Yes we can have a look at this.

Right now pci device add is done by dom0 so I do not think we have an issue in practice unless I wrongly understood something.
But for sure in theory yes we need to look at this.

Cheers
Bertrand 

> 
> Cheers,
> 
> On 06/10/2021 18:40, Rahul Singh wrote:
>> Hardware domain is in charge of doing the PCI enumeration and will
>> discover the PCI devices and then will communicate to XEN via hyper
>> call PHYSDEVOP_pci_device_add(..) to add the PCI devices in XEN.
>> Also implement PHYSDEVOP_pci_device_remove(..) to remove the PCI device.
>> As most of the code for PHYSDEVOP_pci_device_* is the same between x86
>> and ARM, move the code to a common file to avoid duplication.
>> There are other PHYSDEVOP_pci_device_* operations to add PCI devices.

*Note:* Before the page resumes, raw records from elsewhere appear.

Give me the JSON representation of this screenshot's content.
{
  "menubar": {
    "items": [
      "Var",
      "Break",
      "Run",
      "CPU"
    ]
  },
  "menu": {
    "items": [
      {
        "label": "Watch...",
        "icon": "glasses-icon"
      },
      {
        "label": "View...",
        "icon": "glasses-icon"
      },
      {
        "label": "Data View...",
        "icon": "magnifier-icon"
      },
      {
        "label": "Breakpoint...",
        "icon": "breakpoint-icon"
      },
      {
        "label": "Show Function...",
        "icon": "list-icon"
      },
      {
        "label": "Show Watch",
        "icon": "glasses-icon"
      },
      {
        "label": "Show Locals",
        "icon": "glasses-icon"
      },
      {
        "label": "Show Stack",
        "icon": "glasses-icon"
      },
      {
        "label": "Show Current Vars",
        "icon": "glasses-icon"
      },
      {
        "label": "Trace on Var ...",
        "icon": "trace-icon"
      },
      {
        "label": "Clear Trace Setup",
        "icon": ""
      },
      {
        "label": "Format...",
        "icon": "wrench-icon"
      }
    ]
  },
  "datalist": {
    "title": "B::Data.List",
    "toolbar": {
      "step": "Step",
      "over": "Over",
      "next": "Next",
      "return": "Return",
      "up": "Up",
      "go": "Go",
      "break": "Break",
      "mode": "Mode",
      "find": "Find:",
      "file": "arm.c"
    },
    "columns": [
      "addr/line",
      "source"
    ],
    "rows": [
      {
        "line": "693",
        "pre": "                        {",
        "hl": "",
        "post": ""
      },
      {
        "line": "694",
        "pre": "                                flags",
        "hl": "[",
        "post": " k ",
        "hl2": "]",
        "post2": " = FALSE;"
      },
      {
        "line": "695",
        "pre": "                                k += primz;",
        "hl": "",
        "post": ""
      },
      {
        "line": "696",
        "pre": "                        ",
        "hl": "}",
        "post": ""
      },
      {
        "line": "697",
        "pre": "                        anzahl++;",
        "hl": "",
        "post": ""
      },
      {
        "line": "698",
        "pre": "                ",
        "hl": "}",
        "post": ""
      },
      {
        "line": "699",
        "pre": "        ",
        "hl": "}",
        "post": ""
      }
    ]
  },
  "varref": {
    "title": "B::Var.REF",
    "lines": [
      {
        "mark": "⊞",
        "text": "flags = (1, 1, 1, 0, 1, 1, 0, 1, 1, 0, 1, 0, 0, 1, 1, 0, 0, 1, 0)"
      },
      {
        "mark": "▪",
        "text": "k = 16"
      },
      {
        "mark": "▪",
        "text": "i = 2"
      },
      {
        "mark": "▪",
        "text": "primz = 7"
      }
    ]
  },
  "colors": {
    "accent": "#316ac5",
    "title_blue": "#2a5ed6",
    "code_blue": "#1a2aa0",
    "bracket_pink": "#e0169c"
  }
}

>> Currently implemented PHYSDEVOP_pci_device_remove(..) and
>> PHYSDEVOP_pci_device_add(..) only as those are minimum required to
>> support PCI passthrough on ARM.
>> Signed-off-by: Rahul Singh <rahul.singh@arm.com>
>> ---
>> Change in v5:
>> - Move the pci_physdev_op() stub to xen/arch/arm/physdev.c.
>> Change in v4:
>> - Move file commom/physdev.c to drivers/pci/physdev.c
>> - minor comments.
>> Change in v3: Fixed minor comment.
>> Change in v2:
>> - Add support for PHYSDEVOP_pci_device_remove()

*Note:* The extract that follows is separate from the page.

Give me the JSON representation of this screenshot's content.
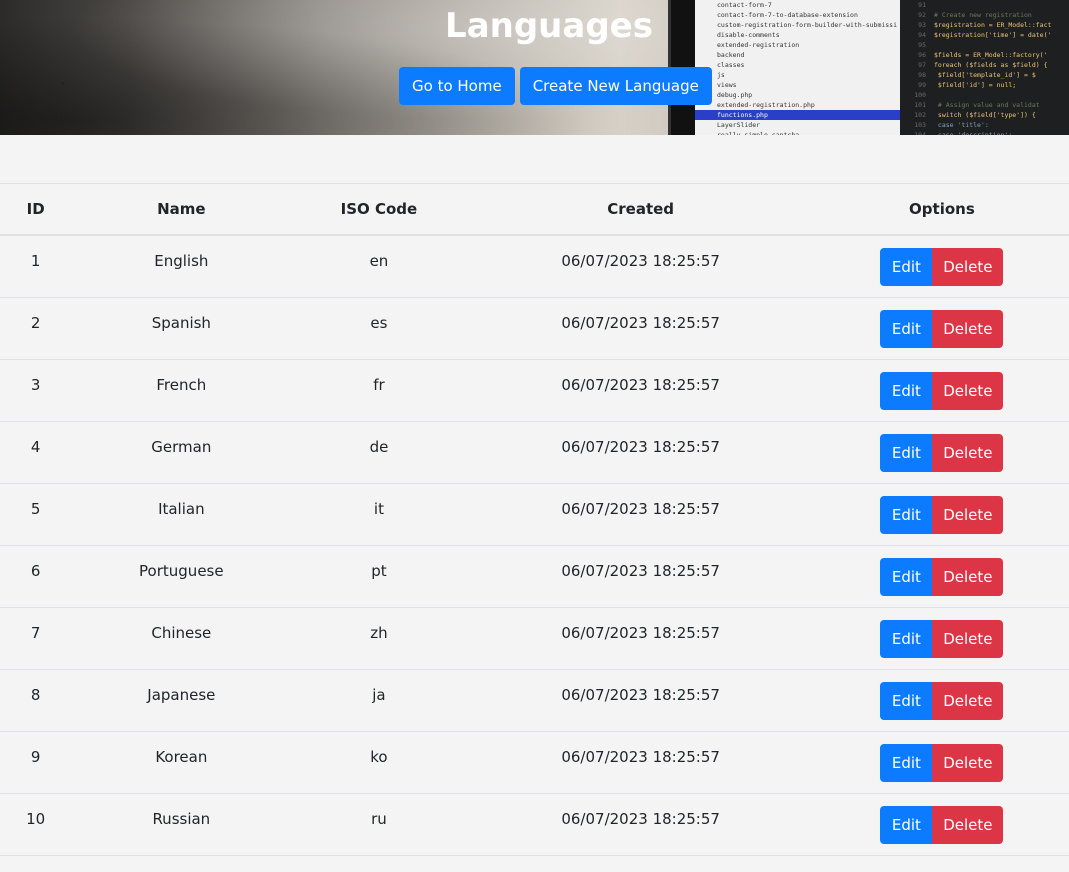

>> - Move code to common code
>> ---
>> ---
>>  xen/arch/arm/physdev.c        |  6 ++-
>>  xen/arch/x86/physdev.c        | 52 +----------------------
>>  xen/arch/x86/x86_64/physdev.c |  2 +-
>>  xen/drivers/pci/Makefile      |  1 +
>>  xen/drivers/pci/physdev.c     | 80 +++++++++++++++++++++++++++++++++++
>>  xen/include/public/arch-arm.h |  4 +-
>>  xen/include/xen/hypercall.h   |  4 ++
>>  7 files changed, 96 insertions(+), 53 deletions(-)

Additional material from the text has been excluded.